JERRY AVORN: Well, it is one thing when a doctor is paid to do clinical services for a patient. Everybody knows kind of what you’re doing and what you’re getting and why you’re getting paid.
But to do teaching about a drug, I think it is simply much more messy and distorted than it needs to be to have that education paid for by the company that makes the drug. I’m much more in favor of programs in which doctors can be educated about medications by people who have no commercial axe to grind.
And we have been doing some work along those lines on a nonprofit basis for years. And doctors really appreciate hearing about a drug from a colleague who is not getting paid to read a script, but is just evaluating the evidence as it’s there.
JUDY WOODRUFF: Dr. Stossel, why wouldn’t that — a system like that work?
THOMAS STOSSEL: Well, I should first of all say doctors appreciate hearing from other doctors who are paid by companies, because they voted with their feet, because these so-called peer-to-peer speaking activities have been extremely popular. It allows doctors to learn from other doctors who, whether or not they’re scripted, know a lot about the product in question.
Now, I have no objection to the type of education that Dr. Avorn does. I think should we have all types of education. But we need to understand that, even though it’s nonprofit, he has an agenda to support it. So I return to what I said before. It’s the quality of the information, not the judgments about the motives of the people providing it, that is important.
JUDY WOODRUFF: Dr. Avorn, do you think what GlaxoSmithKline doing is now going to be copied, emulated by other pharmaceutical companies?
JERRY AVORN: I do think they’re setting a good example.
And I wonder whether some of the other companies are going to hang back and see what is this doing to their sales, because you can probably sell more drugs when you can totally control the flow of information than if you just pay a hospital or a medical school to do whatever kind of education it wants.
And it will be very interesting to see whether this is going to cause their sales to take a hit or whether this will be a model that other companies are willing to follow. And we will learn about that in the coming years.
JUDY WOODRUFF: And, Dr. Stossel, do you expect other companies to do the same thing, and do you think there will be an effect on patients?

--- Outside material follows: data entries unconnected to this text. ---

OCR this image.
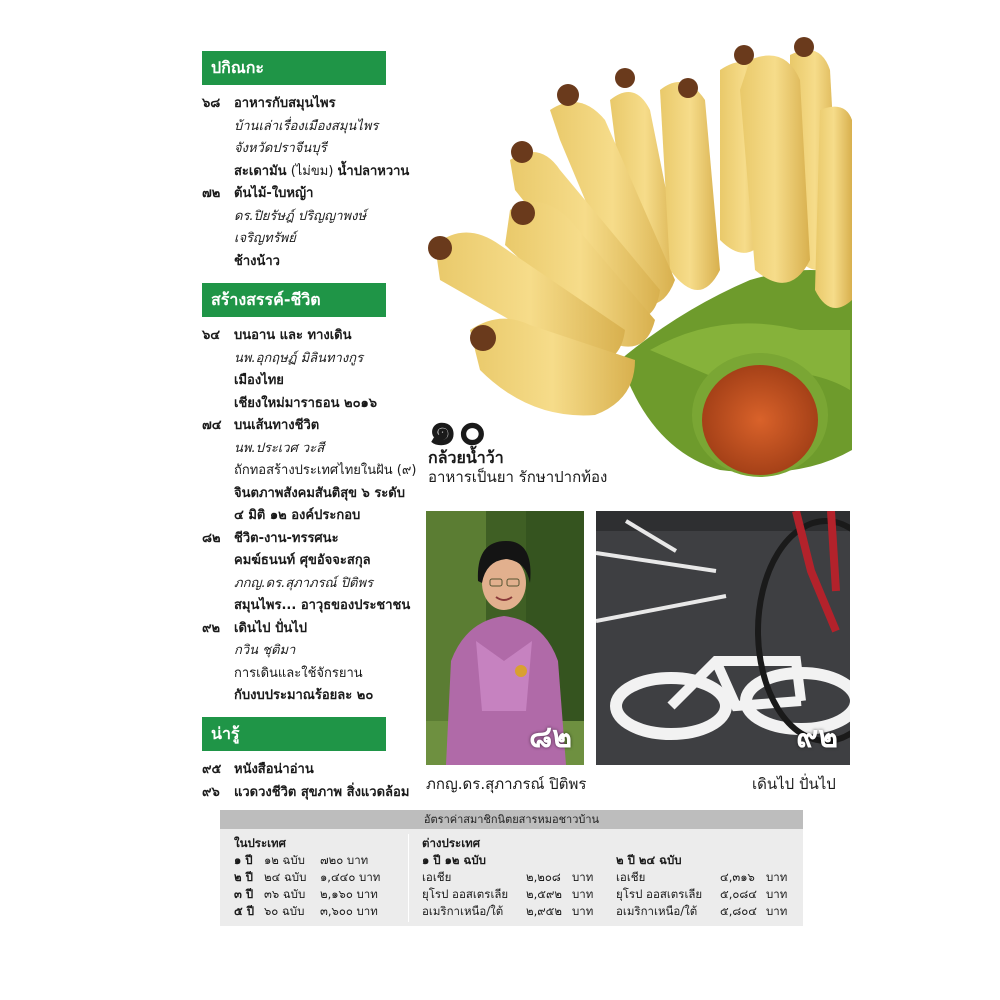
ปกิณกะ
สร้างสรรค์-ชีวิต
น่ารู้
๖๘	อาหารกับสมุนไพร
บ้านเล่าเรื่องเมืองสมุนไพร
จังหวัดปราจีนบุรี
สะเดามัน (ไม่ขม) น้ำปลาหวาน
๗๒	ต้นไม้-ใบหญ้า
ดร.ปิยรัษฎ์ ปริญญาพงษ์
เจริญทรัพย์
ช้างน้าว
๖๔	บนอาน และ ทางเดิน
นพ.อุกฤษฏ์ มิลินทางกูร
เมืองไทย
เชียงใหม่มาราธอน ๒๐๑๖
๗๔ บนเส้นทางชีวิต
นพ.ประเวศ วะสี
ถักทอสร้างประเทศไทยในฝัน (๙)
จินตภาพสังคมสันติสุข ๖ ระดับ
๔ มิติ ๑๒ องค์ประกอบ
๘๒	ชีวิต-งาน-ทรรศนะ
คมฆ์ธนนท์ ศุขอัจจะสกุล
ภกญ.ดร.สุภาภรณ์ ปิติพร
สมุนไพร... อาวุธของประชาชน
๙๒	เดินไป ปั่นไป
กวิน ชุติมา
การเดินและใช้จักรยาน
กับงบประมาณร้อยละ ๒๐
๙๕ หนังสือน่าอ่าน
๙๖	แวดวงชีวิต สุขภาพ สิ่งแวดล้อม
๑๐
กล้วยน้ำว้า
อาหารเป็นยา รักษาปากท้อง
๘๒
ภกญ.ดร.สุภาภรณ์ ปิติพร
๙๒
เดินไป ปั่นไป
อัตราค่าสมาชิกนิตยสารหมอชาวบ้าน
ในประเทศ
๑ ปี ๑๒ ฉบับ ๗๒๐ บาท
๒ ปี ๒๔ ฉบับ ๑,๔๔๐ บาท
๓ ปี ๓๖ ฉบับ ๒,๑๖๐ บาท
๕ ปี ๖๐ ฉบับ ๓,๖๐๐ บาท
ต่างประเทศ
๑ ปี ๑๒ ฉบับ	๒ ปี ๒๔ ฉบับ
เอเชีย	๒,๒๐๘ บาท
ยุโรป ออสเตรเลีย ๒,๕๙๒ บาท
อเมริกาเหนือ/ใต้ ๒,๙๕๒ บาท
เอเชีย	๔,๓๑๖ บาท
ยุโรป ออสเตรเลีย ๕,๐๘๔ บาท
อเมริกาเหนือ/ใต้ ๕,๘๐๔ บาท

THOMAS STOSSEL: Well, I hope not.
I think that it needs to be looked at. It’s very important to point out that all — this problem is approached as if it were monolithic, as if one size fits all. But there are all kinds of companies with different product lines. And it’s much more important, for example, in an orphan disease or a cutting-edge area such as cancer that new information about rapidly emerging technologies get to doctors, so they can help patients.

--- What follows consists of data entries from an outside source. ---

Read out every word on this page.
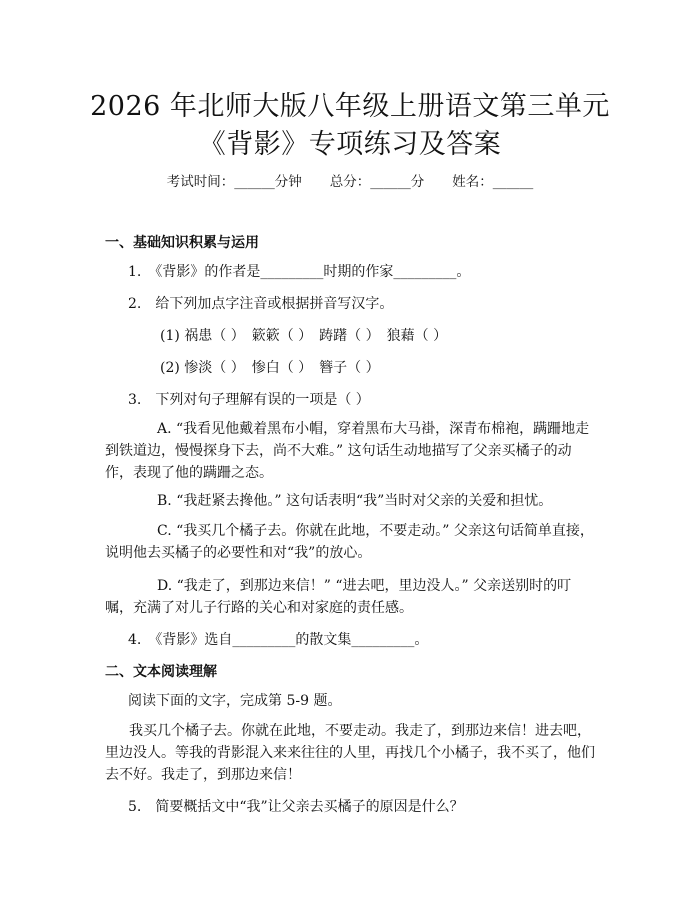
2026 年北师大版八年级上册语文第三单元
《背影》专项练习及答案
考试时间：______分钟 总分：______分 姓名：______
一、基础知识积累与运用
1.　《背影》的作者是_________时期的作家_________。
2.　给下列加点字注音或根据拼音写汉字。
(1) 祸患（ ）　簌簌（ ）　踌躇（ ）　狼藉（ ）
(2) 惨淡（ ）　惨白（ ）　簪子（ ）
3.　下列对句子理解有误的一项是（ ）
A. “我看见他戴着黑布小帽，穿着黑布大马褂，深青布棉袍，蹒跚地走到铁道边，慢慢探身下去，尚不大难。” 这句话生动地描写了父亲买橘子的动作，表现了他的蹒跚之态。
B. “我赶紧去搀他。” 这句话表明“我”当时对父亲的关爱和担忧。
C. “我买几个橘子去。你就在此地，不要走动。” 父亲这句话简单直接，说明他去买橘子的必要性和对“我”的放心。
D. “我走了，到那边来信！” “进去吧，里边没人。” 父亲送别时的叮嘱，充满了对儿子行路的关心和对家庭的责任感。
4.　《背影》选自_________的散文集_________。
二、文本阅读理解
阅读下面的文字，完成第 5-9 题。
我买几个橘子去。你就在此地，不要走动。我走了，到那边来信！进去吧，里边没人。等我的背影混入来来往往的人里，再找几个小橘子，我不买了，他们去不好。我走了，到那边来信！
5.　简要概括文中“我”让父亲去买橘子的原因是什么？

It may be that the Glaxo product profile is not so — it’s not so necessary for them to engage in those activities. So I think — or I hope that, for that health of the industry, that they will react strategically, react to what is in their — the best interest of keeping their research and development programs profitable, so they can take as many shots on goal as possible.
JUDY WOODRUFF: We hear you both.
JERRY AVORN: I was just going to say, as far as the effect on patients, it could be a better thing if patients are hearing not just about the most expensive, costliest products, but also about good old-fashioned generics that may work perfectly well, but no drug company is going to be paying somebody to go out and teach about that.
So it could make drugs more affordable, which would be a good thing for patients.
THOMAS STOSSEL: Can I respond to that?
JUDY WOODRUFF: And we do…
THOMAS STOSSEL: I mean, the — it’s the urban legend that all new products are more expensive, which, that is true, and that if doctors don’t hear about them, they won’t prescribe them. That is true.
But the idea that old generics are as good as new products is sometimes true, but it is not always true, and that it needs to be viewed on a case-by-case basis.
JUDY WOODRUFF: And we’re going to leave it there. We hear you both.
Dr. Thomas Stossel, Dr. Jerry Avorn, thank you.